С другой стороны, если даже Пушкин и был ньянга и прорицатель, это не объясняло, почему за рукописью охотятся. «Всяких предсказателей кругом тьма-тьмущая; по телевизору каждый день гороскопы читают… Колдуны, ведьмы, маги… Никто их не трогает, никого они не волнуют. Не понимаю…»
— Ты считаешь, что это Пушкин, — сказал вдруг Лева (он иногда выказывал завидную проницательность, так что Саша даже пугался), — хорошо, я готов обсуждать эту версию, делать-то все одно нечего… Оставим пока вопрос о содержании стихов, предположим, что мы их не так прочли и неверно поняли. Почему эти листки были закопаны под твоей беседкой?
— Я тебе сто раз объяснял, как это вышло: старые хозяева…
— Ты хочешь сказать, что, когда они строились, коробка с бумагами уже много лет лежала там, в земле.

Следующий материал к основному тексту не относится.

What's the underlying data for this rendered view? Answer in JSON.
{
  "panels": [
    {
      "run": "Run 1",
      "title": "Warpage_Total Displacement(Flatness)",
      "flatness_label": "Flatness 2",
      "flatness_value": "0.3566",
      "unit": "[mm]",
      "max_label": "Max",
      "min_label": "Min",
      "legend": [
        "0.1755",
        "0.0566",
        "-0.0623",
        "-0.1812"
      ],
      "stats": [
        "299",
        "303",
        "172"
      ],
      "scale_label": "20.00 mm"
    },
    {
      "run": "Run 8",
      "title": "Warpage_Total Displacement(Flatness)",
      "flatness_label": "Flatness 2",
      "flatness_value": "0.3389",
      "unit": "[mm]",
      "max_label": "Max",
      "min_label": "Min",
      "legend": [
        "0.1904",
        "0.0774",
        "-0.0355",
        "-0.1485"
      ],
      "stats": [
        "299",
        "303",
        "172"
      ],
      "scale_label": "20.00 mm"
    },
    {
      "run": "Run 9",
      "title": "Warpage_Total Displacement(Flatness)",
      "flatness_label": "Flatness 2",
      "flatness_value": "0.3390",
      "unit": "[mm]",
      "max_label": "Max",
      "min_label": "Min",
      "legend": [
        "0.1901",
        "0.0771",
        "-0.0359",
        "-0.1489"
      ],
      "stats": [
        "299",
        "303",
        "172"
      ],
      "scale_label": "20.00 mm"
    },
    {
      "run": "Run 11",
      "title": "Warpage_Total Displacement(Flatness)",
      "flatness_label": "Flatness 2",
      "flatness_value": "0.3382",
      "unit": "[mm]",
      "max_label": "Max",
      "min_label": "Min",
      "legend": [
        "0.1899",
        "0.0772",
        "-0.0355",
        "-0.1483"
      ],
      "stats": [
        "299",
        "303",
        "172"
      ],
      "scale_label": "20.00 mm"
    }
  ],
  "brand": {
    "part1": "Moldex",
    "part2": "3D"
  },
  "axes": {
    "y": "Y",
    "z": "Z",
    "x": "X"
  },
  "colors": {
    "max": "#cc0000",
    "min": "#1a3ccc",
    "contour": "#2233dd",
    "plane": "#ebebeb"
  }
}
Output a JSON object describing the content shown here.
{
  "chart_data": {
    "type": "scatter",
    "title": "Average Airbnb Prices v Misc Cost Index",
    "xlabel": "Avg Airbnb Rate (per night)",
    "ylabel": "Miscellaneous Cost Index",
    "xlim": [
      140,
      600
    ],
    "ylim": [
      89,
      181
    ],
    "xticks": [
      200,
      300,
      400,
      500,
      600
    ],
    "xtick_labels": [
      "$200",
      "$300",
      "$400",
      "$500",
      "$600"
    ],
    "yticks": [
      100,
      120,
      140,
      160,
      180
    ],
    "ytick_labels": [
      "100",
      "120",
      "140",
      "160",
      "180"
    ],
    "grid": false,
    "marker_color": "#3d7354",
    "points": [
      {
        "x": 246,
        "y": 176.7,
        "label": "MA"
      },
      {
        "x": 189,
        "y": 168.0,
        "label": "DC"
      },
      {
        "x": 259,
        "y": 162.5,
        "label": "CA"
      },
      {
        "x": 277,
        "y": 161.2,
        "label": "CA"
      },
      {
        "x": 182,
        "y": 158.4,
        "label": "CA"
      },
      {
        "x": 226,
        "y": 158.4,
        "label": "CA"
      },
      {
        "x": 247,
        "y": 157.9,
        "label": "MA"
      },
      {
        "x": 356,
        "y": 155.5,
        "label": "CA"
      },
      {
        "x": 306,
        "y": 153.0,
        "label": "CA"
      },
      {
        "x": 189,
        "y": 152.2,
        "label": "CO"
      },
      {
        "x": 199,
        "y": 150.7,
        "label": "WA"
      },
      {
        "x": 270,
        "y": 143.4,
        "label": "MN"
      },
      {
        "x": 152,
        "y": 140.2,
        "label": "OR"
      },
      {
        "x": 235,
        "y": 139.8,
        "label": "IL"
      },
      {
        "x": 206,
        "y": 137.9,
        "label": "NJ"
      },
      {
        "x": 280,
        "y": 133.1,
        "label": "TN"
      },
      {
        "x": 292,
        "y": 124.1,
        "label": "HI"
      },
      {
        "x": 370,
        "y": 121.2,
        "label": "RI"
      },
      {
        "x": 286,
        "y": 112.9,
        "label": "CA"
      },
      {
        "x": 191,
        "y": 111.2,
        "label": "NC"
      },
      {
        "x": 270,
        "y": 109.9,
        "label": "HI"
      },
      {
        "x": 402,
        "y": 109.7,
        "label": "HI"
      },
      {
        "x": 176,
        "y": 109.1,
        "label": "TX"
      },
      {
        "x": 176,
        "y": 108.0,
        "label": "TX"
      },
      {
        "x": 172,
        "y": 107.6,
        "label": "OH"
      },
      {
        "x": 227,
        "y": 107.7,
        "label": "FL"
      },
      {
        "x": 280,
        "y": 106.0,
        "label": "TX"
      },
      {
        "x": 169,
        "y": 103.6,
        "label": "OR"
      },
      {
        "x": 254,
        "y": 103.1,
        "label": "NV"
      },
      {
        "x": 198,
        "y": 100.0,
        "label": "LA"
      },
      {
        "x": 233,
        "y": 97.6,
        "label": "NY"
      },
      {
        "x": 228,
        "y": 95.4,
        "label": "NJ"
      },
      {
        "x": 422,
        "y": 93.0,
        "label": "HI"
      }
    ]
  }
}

Саша дернул плечом и не ответил. Его злила манера Левы постоянно повторять слова собеседника, немножко меняя их местами и прибавляя «Ты хочешь сказать, что» — для чего это нужно? Лишний раз продемонстрировать, какой Лева умный и сообразительный и как точно, в отличие от Саши, он умеет формулировать мысли? Разумеется, Саша хотел сказать именно это: он даже не сто, а сто тысяч раз говорил Леве, что не допускает и мысли о том, что старик со старухой, у которых он купил участок, сами зачем-то зарыли рукопись у себя под беседкой.
— Почему не в усадьбе? — спросил Лева.
— Ты хочешь сказать — почему Пушкин не зарыл ее в усадьбе Вяземского, где теперь музей?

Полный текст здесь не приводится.